PAR1 comprises 2.6 Mb of the short-arm tips of both X and Y chromosomes in humans and other great apes and is required for pairing of the X and Y chromosomes during male meiosis.

PAR2 is located at the tips of the long arms and is a much shorter region, spanning only 320 kb.

Genes in [PAR1](http://www.genenames.org/cgi-bin/genefamilies/set/715\ and [PAR2](http://www.genenames.org/cgi-bin/genefamilies/set/716\

The locations of the PARs within GRCh38 are:

• PAR1: chrY:10,000-2,781,479 and chrX:10,000-2,781,479

• PAR2: chrY:56,887,902-57,217,415 and chrX:155,701,382-156,030,895

• PAR3: chrY:3,571,959-5,881,959 and chrX:89,145,000-92,745,001

21. PLINK - founder & heterozygous haploid genotypes

• --filter-founders Include only founders, excludes all samples with at least one known parental ID from the current analysis (note that it is not necessary for that parent to be in the current dataset)

• --filter-nonfounders Include only nonfounders

• --make-founders Set non-founders without two parents to founders. By default, if parental IDs are provided for a sample, they are not treated as a founder even if neither parent is in the dataset. With no modifiers, --make-founders clears both parental IDs whenever at least one parent is not in the dataset, and the affected samples are now considered founders.
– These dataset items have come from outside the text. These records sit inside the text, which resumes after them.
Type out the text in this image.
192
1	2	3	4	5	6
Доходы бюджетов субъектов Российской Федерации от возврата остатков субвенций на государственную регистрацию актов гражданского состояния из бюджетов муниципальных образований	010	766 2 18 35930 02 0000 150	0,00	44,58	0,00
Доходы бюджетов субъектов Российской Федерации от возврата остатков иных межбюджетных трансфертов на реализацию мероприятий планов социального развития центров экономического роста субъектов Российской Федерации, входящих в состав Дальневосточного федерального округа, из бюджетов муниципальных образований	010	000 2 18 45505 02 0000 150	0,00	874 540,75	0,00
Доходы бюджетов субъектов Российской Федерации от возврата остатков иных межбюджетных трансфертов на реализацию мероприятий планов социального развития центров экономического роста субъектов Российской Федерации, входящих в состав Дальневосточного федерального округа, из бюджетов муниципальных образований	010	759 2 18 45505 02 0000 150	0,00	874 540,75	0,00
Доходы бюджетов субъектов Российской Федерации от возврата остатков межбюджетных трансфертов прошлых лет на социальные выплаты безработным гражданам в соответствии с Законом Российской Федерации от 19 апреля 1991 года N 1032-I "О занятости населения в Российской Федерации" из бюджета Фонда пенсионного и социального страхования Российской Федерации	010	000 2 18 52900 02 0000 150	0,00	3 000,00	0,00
• --nonfounders Include all individuals in MAF/HWE calculations, Only founders are normally considered by these filters

• --hwe-all HW filtering based on all founder individuals for binary trait (instead of just unaffecteds)
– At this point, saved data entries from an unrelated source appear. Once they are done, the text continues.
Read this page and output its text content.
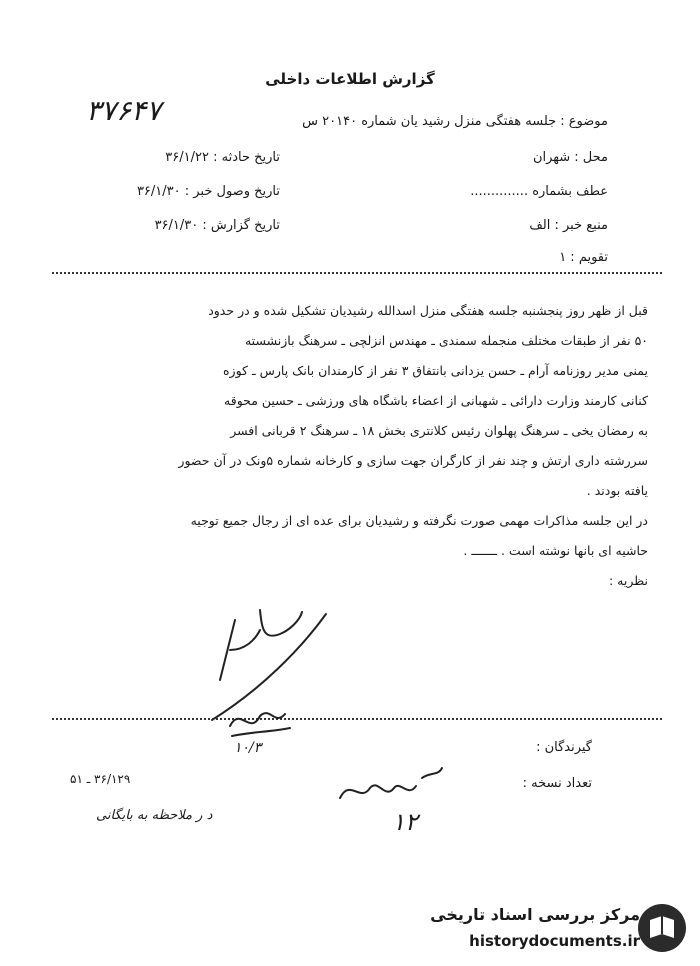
گزارش اطلاعات داخلی
۳۷۶۴۷	موضوع : جلسه هفتگی منزل رشید یان شماره ۲۰۱۴۰ س
محل : شهران
تاریخ حادثه : ۳۶/۱/۲۲
عطف بشماره ..............
تاریخ وصول خبر : ۳۶/۱/۳۰
منبع خبر : الف
تاریخ گزارش : ۳۶/۱/۳۰
تقویم : ۱

قبل از ظهر روز پنجشنبه جلسه هفتگی منزل اسدالله رشیدیان تشکیل شده و در حدود

۵۰ نفر از طبقات مختلف منجمله سمندی ـ مهندس انزلچی ـ سرهنگ بازنشسته

یمنی مدیر روزنامه آرام ـ حسن یزدانی بانتفاق ۳ نفر از کارمندان بانک پارس ـ کوزه

کنانی کارمند وزارت دارائی ـ شهبانی از اعضاء باشگاه های ورزشی ـ حسین محوقه

به رمضان یخی ـ سرهنگ پهلوان رئیس کلانتری بخش ۱۸ ـ سرهنگ ۲ قربانی افسر

سررشته داری ارتش و چند نفر از کارگران جهت سازی و کارخانه شماره ۵ونک در آن حضور

یافته بودند .

در این جلسه مذاکرات مهمی صورت نگرفته و رشیدیان برای عده ای از رجال جمیع توجیه

حاشیه ای بانها نوشته است . ـــــــ .

نظریه :

۱۰/۳	گیرندگان :
تعداد نسخه :
۱۲
۳۶/۱۲۹ ـ ۵۱
د ر ملاحظه به بایگانی
مرکز بررسی اسناد تاریخی
historydocuments.ir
• plink.nof List of SNPs with no observed founders

• plink.hh List of heterozygous haploid genotypes (SNPs/individuals). This is usually caused by male heterozygous calls in the X chromosome pseudo-autosomal region. It can also be caused by incorrect sex information and/or an incorrect chromosome set.

• nonfounder, at least one parental ID is known.
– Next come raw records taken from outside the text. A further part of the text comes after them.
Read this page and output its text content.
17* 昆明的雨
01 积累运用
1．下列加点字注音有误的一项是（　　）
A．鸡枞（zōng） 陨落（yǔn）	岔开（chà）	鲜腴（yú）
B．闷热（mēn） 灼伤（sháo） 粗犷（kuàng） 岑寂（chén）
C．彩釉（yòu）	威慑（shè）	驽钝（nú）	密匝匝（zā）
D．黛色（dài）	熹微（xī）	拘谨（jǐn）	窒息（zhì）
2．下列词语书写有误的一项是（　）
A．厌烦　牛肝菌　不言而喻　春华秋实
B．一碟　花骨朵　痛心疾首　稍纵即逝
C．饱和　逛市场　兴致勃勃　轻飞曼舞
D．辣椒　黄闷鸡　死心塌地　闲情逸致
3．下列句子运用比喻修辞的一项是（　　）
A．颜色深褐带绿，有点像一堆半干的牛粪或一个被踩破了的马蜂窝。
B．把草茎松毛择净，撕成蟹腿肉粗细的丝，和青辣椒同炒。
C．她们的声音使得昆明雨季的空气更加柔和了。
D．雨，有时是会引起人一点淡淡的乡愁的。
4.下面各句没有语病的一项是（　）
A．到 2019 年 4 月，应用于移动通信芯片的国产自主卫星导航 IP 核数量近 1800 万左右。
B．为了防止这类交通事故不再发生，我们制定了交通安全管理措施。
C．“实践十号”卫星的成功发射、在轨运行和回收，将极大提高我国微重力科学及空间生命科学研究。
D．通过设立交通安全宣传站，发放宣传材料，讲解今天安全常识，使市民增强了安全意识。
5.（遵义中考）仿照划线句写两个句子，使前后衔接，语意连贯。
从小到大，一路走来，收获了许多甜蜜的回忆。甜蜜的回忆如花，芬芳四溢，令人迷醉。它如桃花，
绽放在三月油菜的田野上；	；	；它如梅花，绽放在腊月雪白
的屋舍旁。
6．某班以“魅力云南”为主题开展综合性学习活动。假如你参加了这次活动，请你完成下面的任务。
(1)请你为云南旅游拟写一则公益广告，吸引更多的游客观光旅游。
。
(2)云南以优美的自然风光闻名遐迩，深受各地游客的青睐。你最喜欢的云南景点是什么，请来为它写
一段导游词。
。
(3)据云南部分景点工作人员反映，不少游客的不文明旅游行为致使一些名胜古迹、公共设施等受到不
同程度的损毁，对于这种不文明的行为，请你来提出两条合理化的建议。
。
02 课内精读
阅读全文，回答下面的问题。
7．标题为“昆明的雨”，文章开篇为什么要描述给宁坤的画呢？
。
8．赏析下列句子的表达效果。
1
• founder, both parental ID are not known.

22. What is allelic imbalance? 等位基因失衡

A difference in the expression between two alleles. Humans are diploid organisms, which means we have 2 copies of each gene. Normally, these two copies are expressed at the same level. This means that the mRNA transcript from the mother and the transcript from the father will have roughly the same number of copies.

Sometimes, however, this is not the case. When the ratio of the expression levels is not 1 to 1, we call it “allelic imbalance”. There are a variety of reasons why the expression may vary between the alleles. “Gene imprinting,” when environmental factors silence either the maternal or paternal allele, is one case.

If one allele is silenced completely, then there will be an extreme case of allelic imbalance. Other scenarios may increase or decrease expression of one particular allele only slightly, resulting in imbalance to a lesser degree.

Cis-acting mutations may alter regulation for just one allele through a change to promoter/enhancer regions (transcription factor binding sites), or even through 3′ UTR mutations that affect mRNA stability or microRNA binding.

23. 基因印记

基因组印记是是近年来发现的一种不遵从孟德尔定律的依靠单亲传递某些遗传学性状的现象，指来自父方和母方的等位基因在通过精子和卵子传递给子代时发生了修饰，使带有亲代印记的等位基因具有不同的表达特性。

基因印记是一种表观遗传调控机制，在二倍体哺乳动物的发育过程中，基因印记可以调控来自亲代的等位基因差异表达。

研究表明大多数印记基因中存在长非编码 RNA( 长度 > 200nt 的非编码 RNA, lncRNA) 的转录，长非编码 RNA 主要通过顺式的转录干扰作用来实现基因印记。

同时基因印记及其相关的长非编码 RNA 异常表达与许多先天疾病相关，迄今已发现数十种人类遗传疾病与基因印记有关，而 lncRNA 引起的基因印记在疾病的发生和治疗中起着重要作用。

印记基因一般是成簇分布的，包含 3 ~ 12 个基因，形成一个或几个印记控制区( imprinting control regions，ICRs) ， 也即甲基化差异区( differentially methylated regions， DMRs) ，跨度达 20 ~ 3700kb。

长非编码 RNA( lncRNA) 是长度大于 200 nt 的非编码 RNA。

24. Targeted amplicon sequencing (TAS) vs. Targeted sequencing

扩增子测序 Targeted amplicon sequencing (TAS): 就是通过设计感兴趣的基因组区域的引物，通过PCR扩增，将目标区域DNA富集后进行高通量测序的研究策略。

目标区域捕获测序(Target Seq)就是通过定制感兴趣的基因组区域的探针，与基因组DNA进行杂交，将目标区域DNA富集后进行高通量测序的研究策略。

• Amplicon resequencing is a kind of targeted resequencing.

• With amplicon sequencing, you do PCR with two primers flanking the region you care about. Presumably, you'd try to multiplex a bunch of them together per sample. Then you make a sequencing library of all those amplicons

• The other common way to sequence a particular subset of a genome is to use a capture probe that binds to your sequence of interest, then you sequence that library. Large sets of probes designed to capture exonic sequence are commonly used.

25. Allele

One of two copies of a gene that are located at the same position on different arms of a chromosome.